‘Caste is Race in Ancient Times, Race is Caste in Modern Times, Untouchability is an Aryan Construct.
They said God has not created Untouchables.’
Kancha Ilaiah Shepherd goes on to say, ‘Many people from the Brahmin–Baniya castes have written about their own greatness in their autobiographies, in English and in the regional languages. But I have not seen even a single autobiography of a person born and brought up in the shepherd community’. He adds that it is in writing about themselves that people gain a sense of self-respect. Shepherd’s evocative memoirs reveal the struggle for education and dignity that a great majority of Indians undergo. As a little boy herding sheep and goats, he and his brother were the first to go to school.
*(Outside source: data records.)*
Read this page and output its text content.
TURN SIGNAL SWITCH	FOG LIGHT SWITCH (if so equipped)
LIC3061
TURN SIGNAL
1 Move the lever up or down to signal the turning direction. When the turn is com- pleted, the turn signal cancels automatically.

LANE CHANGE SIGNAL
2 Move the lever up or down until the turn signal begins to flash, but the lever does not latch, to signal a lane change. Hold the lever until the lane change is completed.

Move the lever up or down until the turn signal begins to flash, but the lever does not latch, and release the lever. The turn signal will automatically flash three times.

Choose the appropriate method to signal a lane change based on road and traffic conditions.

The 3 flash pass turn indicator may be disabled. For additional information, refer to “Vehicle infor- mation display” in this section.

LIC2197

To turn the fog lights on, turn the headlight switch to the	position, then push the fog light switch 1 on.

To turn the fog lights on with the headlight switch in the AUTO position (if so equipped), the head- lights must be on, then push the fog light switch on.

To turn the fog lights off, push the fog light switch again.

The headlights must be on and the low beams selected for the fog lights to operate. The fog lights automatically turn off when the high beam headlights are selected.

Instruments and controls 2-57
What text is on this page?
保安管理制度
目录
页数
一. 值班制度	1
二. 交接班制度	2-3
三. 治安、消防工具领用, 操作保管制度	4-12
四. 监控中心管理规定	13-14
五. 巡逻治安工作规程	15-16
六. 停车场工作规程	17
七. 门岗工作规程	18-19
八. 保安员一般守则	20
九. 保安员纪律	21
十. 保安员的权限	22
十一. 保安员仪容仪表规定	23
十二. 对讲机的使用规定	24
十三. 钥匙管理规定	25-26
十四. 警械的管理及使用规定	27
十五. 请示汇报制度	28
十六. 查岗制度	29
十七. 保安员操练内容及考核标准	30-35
The author writes of his long and often interrupted journey to becoming a writer and an intellectual, without support and having to overcome adversities.
Kancha Ilaiah Shepherd retired recently from being Director, Centre for Study of Social Exclusion and Inclusive Policy at Maulana Azad National Urdu University. He has received the Mahatma Jyotiba Phule award, 2000. He is chairman of Telangana Mass and Social Organizations (T-Mass) that works for English-medium education. Among his best-known books are Why I Am Not a Hindu: A Sudra Critique of Hindutva Culture, Philosophy and Political Economy; Buffalo Nationalism: A Critique of Spiritual Fascism; Untouchable God; and Post-Hindu India: A Discourse in Dalit-Bahujan, Socio-Spiritual and Scientific Revolution.